By Michael O'Brien, NBC News

President Barack Obama and Republican presidential nominee Mitt Romney awaited the results from their hard-fought election battle as polls began to close Tuesday night. 

Voting ends and the business of tabulating raw votes was set to begin to pile up at 7 p.m. ET, as polls fully closed in six states, including the key swing state of Virginia. Other states will follow suit throughout the evening, setting either Obama on course for a second term or expelling an incumbent president for his challenger for the first time since 1992. 

Exit poll data among early voters suggested that the economy, the issue on which Obama and Romney focused for much of their campaign this year, was at the front of voters' minds across the country. But a series of battleground states were likely to decide the election, awarding their electoral votes and helping either Romney or Obama amass the 270 electoral votes to win the presidency.
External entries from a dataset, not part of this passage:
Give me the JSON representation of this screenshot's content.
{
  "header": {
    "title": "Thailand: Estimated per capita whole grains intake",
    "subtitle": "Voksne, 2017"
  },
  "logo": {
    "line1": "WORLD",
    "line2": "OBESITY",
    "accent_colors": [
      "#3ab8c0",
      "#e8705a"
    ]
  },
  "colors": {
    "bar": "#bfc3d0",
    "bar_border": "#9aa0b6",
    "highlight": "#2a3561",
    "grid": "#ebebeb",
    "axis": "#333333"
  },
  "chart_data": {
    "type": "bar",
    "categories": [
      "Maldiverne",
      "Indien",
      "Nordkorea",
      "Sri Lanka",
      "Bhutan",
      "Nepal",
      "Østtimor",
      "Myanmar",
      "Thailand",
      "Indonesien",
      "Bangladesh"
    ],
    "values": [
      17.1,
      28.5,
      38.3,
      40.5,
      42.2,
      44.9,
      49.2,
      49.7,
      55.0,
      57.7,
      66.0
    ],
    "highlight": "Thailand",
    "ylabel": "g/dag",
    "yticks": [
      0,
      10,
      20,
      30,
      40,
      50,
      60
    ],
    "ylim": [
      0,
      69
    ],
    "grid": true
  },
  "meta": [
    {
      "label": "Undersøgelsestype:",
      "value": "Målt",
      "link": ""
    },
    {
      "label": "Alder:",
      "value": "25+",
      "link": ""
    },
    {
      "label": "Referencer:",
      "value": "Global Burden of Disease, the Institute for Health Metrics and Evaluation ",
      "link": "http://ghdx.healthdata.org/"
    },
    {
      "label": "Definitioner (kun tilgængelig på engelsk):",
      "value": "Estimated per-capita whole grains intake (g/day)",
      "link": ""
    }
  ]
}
Obama was set to have dinner with the first family at their home in south Chicago, while Romney joined his family at a hotel suite near his election night party in Boston. The president spent the day doing a series of interviews and participating in a pick-up game of basketball, an Election Day tradition for Obama. 

Romney, meanwhile, added some last-minute campaigning to his schedule instead of enjoying down time. He stopped in Cleveland and Pittsburgh in a last-minute bid for votes in the crucial battleground state of Ohio.

Speaking to reporters traveling with him from Pittsburgh to Boston, Romney said he sensed that victory was on the horizon.

"You know, intellectually, I've felt we're going to win this and have felt that for some time," Romney told reporters traveling with him from his last campaign stop from Pittsburgh back to Massachusetts. "But emotionally, just getting off the plane and seeing those people standing there … just seeing people there cheering as they were connected emotionally with me and I not only think we're going to win intellectually, I feel it as well." 

Both candidates could know their fate in just a few hours, as vote totals and additional exit poll data paints a bigger picture of the American electorate this Election Day.